Policymakers voted 5-4 in favour of leaving rates unchanged on Thursday but said borrowing costs were "likely to continue on a gradual downward path".
Bank governor Andrew Bailey said rather than cutting interest rates now, he would "prefer to wait and see" if price rises continued to ease this year.
The Bank's decision comes ahead of the government's Budget on 26 November, where speculation has grown that Chancellor Rachel Reeves will raise taxes.
The chancellor has not ruled out raising income tax, National Insurance or VAT - a move that would breach Labour's main manifesto pledge.
Reacting to the Bank's latest decision, Reeves said the latest forecast "shows that inflation is due to fall faster than previously predicted".
"At the Budget later this month I will take the fair choices that are necessary to build the strong foundations for our economy so we can continue to cut waiting lists, cut the national debt and cut the cost of living."
Inflation - the rate at which prices rise - currently stands at 3.8%, nearly double the Bank's target of 2%. A drop in the rate of inflation does not mean that prices are falling, but that prices are rising at a slower rate.
Despite judging inflation to have peaked, the Bank said evidence suggested in its quarterly update on the UK economy that there was "no sign of increasing consumer confidence".
"Consumers remain cautious, focused on value, and prefer saving to overspending," it said.
It said while supermarkets had reported strong food sales growth, it was driven by price rises, with volumes staying flat.


The Bank said it expected food price inflation to remain higher this year before slowing in 2026, citing higher global agricultural prices.
"Households continue to change their shopping habits to reduce spending, such as buying more vegetables and reducing meat consumption," it reported.
Aside from food bills, childcare costs and caring obligations were leading some people to reduce their working hours or "even stop working", the Bank said.
"Fashion retailers report falling sales due to competition from the second-hand market," it said, adding that accommodation providers were seeing shorter stays and restaurants faced "weak demand" with lower spending per visit.
The Bank of England, which is independent of the government, sets interest rates in an attempt to try to keep consumer price rises under control.
Its base rate has an impact on the cost of borrowing for individuals and businesses, including mortgages, and also on returns on savings.
September's inflation figure of 3.8% was unchanged from August. The Bank said the rate had peaked and predicted it was likely to fall "close to 3% early next year" before gradually returning towards 2% in 2027.
Policymakers said the decision to hold rates at 4% was down to wage growth continuing to slow and price rises for services easing.
But it warned the current rates of wage growth and service price inflation needed to fall further for policymakers to be "confident that inflation will fall back to the 2% target".

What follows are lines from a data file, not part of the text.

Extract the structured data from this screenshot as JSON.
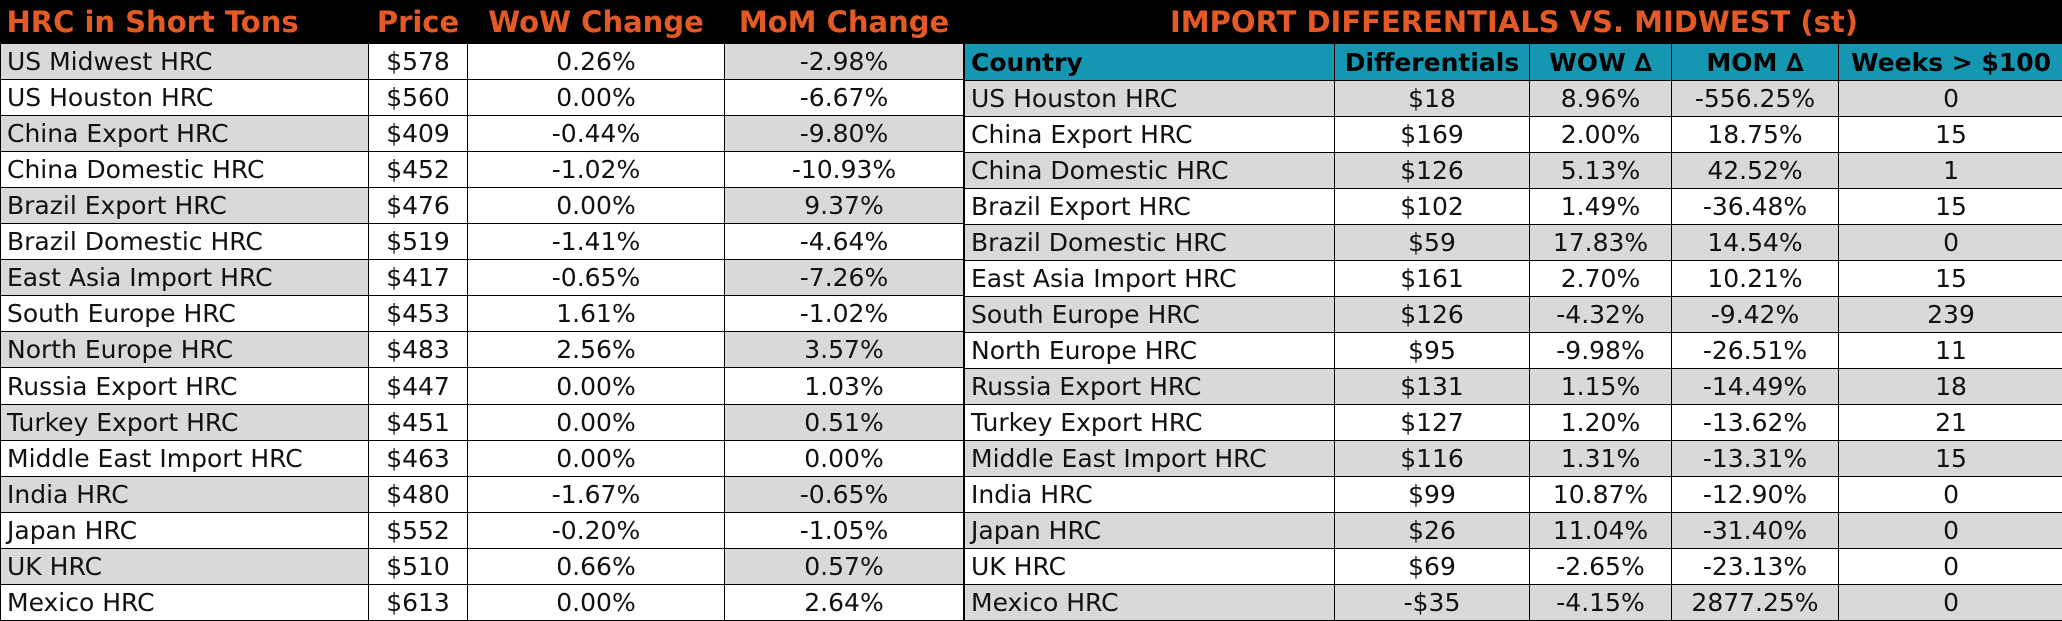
{
  "left": {
    "headers": [
      "HRC in Short Tons",
      "Price",
      "WoW Change",
      "MoM Change"
    ],
    "rows": [
      {
        "name": "US Midwest HRC",
        "price": "$578",
        "wow": "0.26%",
        "mom": "-2.98%"
      },
      {
        "name": "US Houston HRC",
        "price": "$560",
        "wow": "0.00%",
        "mom": "-6.67%"
      },
      {
        "name": "China Export HRC",
        "price": "$409",
        "wow": "-0.44%",
        "mom": "-9.80%"
      },
      {
        "name": "China Domestic HRC",
        "price": "$452",
        "wow": "-1.02%",
        "mom": "-10.93%"
      },
      {
        "name": "Brazil Export HRC",
        "price": "$476",
        "wow": "0.00%",
        "mom": "9.37%"
      },
      {
        "name": "Brazil Domestic HRC",
        "price": "$519",
        "wow": "-1.41%",
        "mom": "-4.64%"
      },
      {
        "name": "East Asia Import HRC",
        "price": "$417",
        "wow": "-0.65%",
        "mom": "-7.26%"
      },
      {
        "name": "South Europe HRC",
        "price": "$453",
        "wow": "1.61%",
        "mom": "-1.02%"
      },
      {
        "name": "North Europe HRC",
        "price": "$483",
        "wow": "2.56%",
        "mom": "3.57%"
      },
      {
        "name": "Russia Export HRC",
        "price": "$447",
        "wow": "0.00%",
        "mom": "1.03%"
      },
      {
        "name": "Turkey Export HRC",
        "price": "$451",
        "wow": "0.00%",
        "mom": "0.51%"
      },
      {
        "name": "Middle East Import HRC",
        "price": "$463",
        "wow": "0.00%",
        "mom": "0.00%"
      },
      {
        "name": "India HRC",
        "price": "$480",
        "wow": "-1.67%",
        "mom": "-0.65%"
      },
      {
        "name": "Japan HRC",
        "price": "$552",
        "wow": "-0.20%",
        "mom": "-1.05%"
      },
      {
        "name": "UK HRC",
        "price": "$510",
        "wow": "0.66%",
        "mom": "0.57%"
      },
      {
        "name": "Mexico HRC",
        "price": "$613",
        "wow": "0.00%",
        "mom": "2.64%"
      }
    ]
  },
  "right": {
    "title": "IMPORT DIFFERENTIALS VS. MIDWEST (st)",
    "headers": [
      "Country",
      "Differentials",
      "WOW ∆",
      "MOM ∆",
      "Weeks > $100"
    ],
    "rows": [
      {
        "name": "US Houston HRC",
        "diff": "$18",
        "wow": "8.96%",
        "mom": "-556.25%",
        "weeks": "0"
      },
      {
        "name": "China Export HRC",
        "diff": "$169",
        "wow": "2.00%",
        "mom": "18.75%",
        "weeks": "15"
      },
      {
        "name": "China Domestic HRC",
        "diff": "$126",
        "wow": "5.13%",
        "mom": "42.52%",
        "weeks": "1"
      },
      {
        "name": "Brazil Export HRC",
        "diff": "$102",
        "wow": "1.49%",
        "mom": "-36.48%",
        "weeks": "15"
      },
      {
        "name": "Brazil Domestic HRC",
        "diff": "$59",
        "wow": "17.83%",
        "mom": "14.54%",
        "weeks": "0"
      },
      {
        "name": "East Asia Import HRC",
        "diff": "$161",
        "wow": "2.70%",
        "mom": "10.21%",
        "weeks": "15"
      },
      {
        "name": "South Europe HRC",
        "diff": "$126",
        "wow": "-4.32%",
        "mom": "-9.42%",
        "weeks": "239"
      },
      {
        "name": "North Europe HRC",
        "diff": "$95",
        "wow": "-9.98%",
        "mom": "-26.51%",
        "weeks": "11"
      },
      {
        "name": "Russia Export HRC",
        "diff": "$131",
        "wow": "1.15%",
        "mom": "-14.49%",
        "weeks": "18"
      },
      {
        "name": "Turkey Export HRC",
        "diff": "$127",
        "wow": "1.20%",
        "mom": "-13.62%",
        "weeks": "21"
      },
      {
        "name": "Middle East Import HRC",
        "diff": "$116",
        "wow": "1.31%",
        "mom": "-13.31%",
        "weeks": "15"
      },
      {
        "name": "India HRC",
        "diff": "$99",
        "wow": "10.87%",
        "mom": "-12.90%",
        "weeks": "0"
      },
      {
        "name": "Japan HRC",
        "diff": "$26",
        "wow": "11.04%",
        "mom": "-31.40%",
        "weeks": "0"
      },
      {
        "name": "UK HRC",
        "diff": "$69",
        "wow": "-2.65%",
        "mom": "-23.13%",
        "weeks": "0"
      },
      {
        "name": "Mexico HRC",
        "diff": "-$35",
        "wow": "-4.15%",
        "mom": "2877.25%",
        "weeks": "0"
      }
    ]
  },
  "colors": {
    "orange": "#e35a27",
    "teal": "#1597b2",
    "gray": "#d9d9d9",
    "white": "#ffffff"
  }
}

Yael Selfin, chief economist at KPMG UK, said the close vote "underscores the uncertain backdrop policymakers are navigating ahead of the Budget".
However, she added the Bank's comments suggest "the door remains open for a rate cut at the December meeting".
In its latest Monetary Policy Report, the Bank said UK economic growth would be 1.5% this year, but estimated it would fall to 1.2% next year before rising to 1.6% in 2027 and 1.8% in 2028.
The government has made growing the economy its main priority as part of its efforts to boost living standards.
The Bank forecast the unemployment rate would hit 5% in the final three months of the year and remain around that level until 2028.
The theory behind increasing interest rates to tackle inflation is that by making borrowing more expensive, more people will cut back on spending and that leads to demand for goods falling and price rises easing.
But it is a balancing act, as high interest rates can harm the economy as businesses hold off from investing in production and jobs.